Kegiatan yang FGD ini, berlangsung secara offline dan online dalam melakukan pemetaan potensi dan peran serta lembaga filantropi dalam program eliminasi TBC, penyusunan rencana kolaborasi lembaga filantropi untuk partisipasi dalam eliminasi TBC 2030, terbentuknya struktur aliansi filantropi peduli TBC, adanya peta konsep pembentukan wilayah kerja lembaga filantropi untuk eliminasi TBC 2030 dan memberikan kontibusi upaya peningkatan angka penyembuhan TBC melalui kerjasama lintas lembaga zakat dan filantropi.
Barry mengungkapkan acara ini memberikan gambaran banyak hal untuk melihat kekurangan-kekurangan dalam pelaksanaan program TBC, khususnya dari sisi komuntitas dan bisa mulai mengidentifikasi hal-hal untuk bisa menjawab setiap tantangan yang ada.
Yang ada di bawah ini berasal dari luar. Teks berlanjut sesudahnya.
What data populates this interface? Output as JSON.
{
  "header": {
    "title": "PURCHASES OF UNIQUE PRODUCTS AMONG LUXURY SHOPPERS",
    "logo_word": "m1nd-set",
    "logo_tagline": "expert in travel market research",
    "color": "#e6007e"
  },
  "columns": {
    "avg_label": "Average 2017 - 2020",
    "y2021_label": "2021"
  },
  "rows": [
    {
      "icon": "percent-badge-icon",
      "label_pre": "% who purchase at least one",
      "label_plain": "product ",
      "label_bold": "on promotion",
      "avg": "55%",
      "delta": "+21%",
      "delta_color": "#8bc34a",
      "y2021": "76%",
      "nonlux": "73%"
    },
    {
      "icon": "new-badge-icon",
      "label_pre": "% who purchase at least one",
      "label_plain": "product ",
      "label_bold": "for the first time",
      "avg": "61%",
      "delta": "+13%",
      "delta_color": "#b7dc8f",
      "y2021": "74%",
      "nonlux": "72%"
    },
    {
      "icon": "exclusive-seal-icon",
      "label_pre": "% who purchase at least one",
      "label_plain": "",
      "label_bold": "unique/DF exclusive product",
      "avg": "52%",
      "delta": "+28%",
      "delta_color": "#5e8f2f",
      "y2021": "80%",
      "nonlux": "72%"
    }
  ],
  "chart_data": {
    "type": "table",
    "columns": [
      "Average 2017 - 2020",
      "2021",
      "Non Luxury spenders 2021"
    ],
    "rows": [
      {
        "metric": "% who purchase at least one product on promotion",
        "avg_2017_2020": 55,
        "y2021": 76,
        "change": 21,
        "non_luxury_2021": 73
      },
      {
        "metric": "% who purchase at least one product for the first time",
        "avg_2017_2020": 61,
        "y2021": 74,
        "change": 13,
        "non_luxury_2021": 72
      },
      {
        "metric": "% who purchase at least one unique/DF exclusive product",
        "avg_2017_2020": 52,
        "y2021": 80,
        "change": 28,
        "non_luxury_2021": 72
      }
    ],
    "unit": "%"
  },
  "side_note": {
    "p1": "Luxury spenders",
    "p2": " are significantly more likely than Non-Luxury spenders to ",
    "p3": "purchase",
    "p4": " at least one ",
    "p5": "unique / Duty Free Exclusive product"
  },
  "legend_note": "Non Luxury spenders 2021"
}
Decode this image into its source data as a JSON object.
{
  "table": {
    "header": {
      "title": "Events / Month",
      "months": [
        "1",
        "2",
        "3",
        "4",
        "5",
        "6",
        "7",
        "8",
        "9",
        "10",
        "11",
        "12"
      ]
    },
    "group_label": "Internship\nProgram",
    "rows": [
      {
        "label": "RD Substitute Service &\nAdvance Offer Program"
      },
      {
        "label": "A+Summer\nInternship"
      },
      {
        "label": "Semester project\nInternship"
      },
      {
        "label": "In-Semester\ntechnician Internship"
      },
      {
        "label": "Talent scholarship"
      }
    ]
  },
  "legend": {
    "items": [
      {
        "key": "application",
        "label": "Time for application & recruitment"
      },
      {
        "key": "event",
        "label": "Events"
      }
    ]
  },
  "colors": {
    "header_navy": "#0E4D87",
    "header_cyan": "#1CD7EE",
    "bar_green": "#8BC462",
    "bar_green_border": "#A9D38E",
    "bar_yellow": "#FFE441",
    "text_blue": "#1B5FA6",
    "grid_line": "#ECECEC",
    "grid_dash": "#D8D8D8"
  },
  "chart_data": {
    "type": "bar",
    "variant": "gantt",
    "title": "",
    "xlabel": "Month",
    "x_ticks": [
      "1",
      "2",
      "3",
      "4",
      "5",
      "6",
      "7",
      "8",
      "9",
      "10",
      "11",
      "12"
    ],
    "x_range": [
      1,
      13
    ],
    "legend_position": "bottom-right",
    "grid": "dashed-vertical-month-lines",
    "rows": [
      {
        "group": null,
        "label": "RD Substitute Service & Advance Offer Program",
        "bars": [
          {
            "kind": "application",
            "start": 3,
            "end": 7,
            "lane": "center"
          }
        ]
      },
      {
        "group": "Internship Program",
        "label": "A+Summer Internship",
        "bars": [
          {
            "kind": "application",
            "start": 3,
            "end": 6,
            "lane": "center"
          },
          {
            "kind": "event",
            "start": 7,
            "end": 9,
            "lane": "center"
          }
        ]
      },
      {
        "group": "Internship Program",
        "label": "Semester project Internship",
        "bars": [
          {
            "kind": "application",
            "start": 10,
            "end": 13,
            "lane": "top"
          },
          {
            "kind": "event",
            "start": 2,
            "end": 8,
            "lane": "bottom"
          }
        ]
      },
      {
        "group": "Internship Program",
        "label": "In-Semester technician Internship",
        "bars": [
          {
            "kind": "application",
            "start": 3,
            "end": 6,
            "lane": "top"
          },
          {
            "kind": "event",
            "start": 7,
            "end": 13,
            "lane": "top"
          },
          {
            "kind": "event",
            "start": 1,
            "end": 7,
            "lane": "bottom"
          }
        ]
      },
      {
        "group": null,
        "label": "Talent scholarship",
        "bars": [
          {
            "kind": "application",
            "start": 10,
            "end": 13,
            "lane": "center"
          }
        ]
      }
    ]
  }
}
“Acara hari ini memberikan kita gambaran masih banyak hal yang harus kita lakukan untuk mengisi apa yang menjadi kekurangan-kekurangan dalam pelaksanaan program TBC khususnya dari sisi komunitas yang juga tentu berpusat pada pasien, bagaimana kita melihat pasien sejak mereka merasa sakit, diganosis, pengobatan dan sampai akhirnya sembuh, pasien-pasien tersebut memiliki tantangan-tantangan tersendiri dan kemudian kita juga sudah mulai identifikasi apa saja yang bisa menjawab tantangan tersebut,” papar Barry.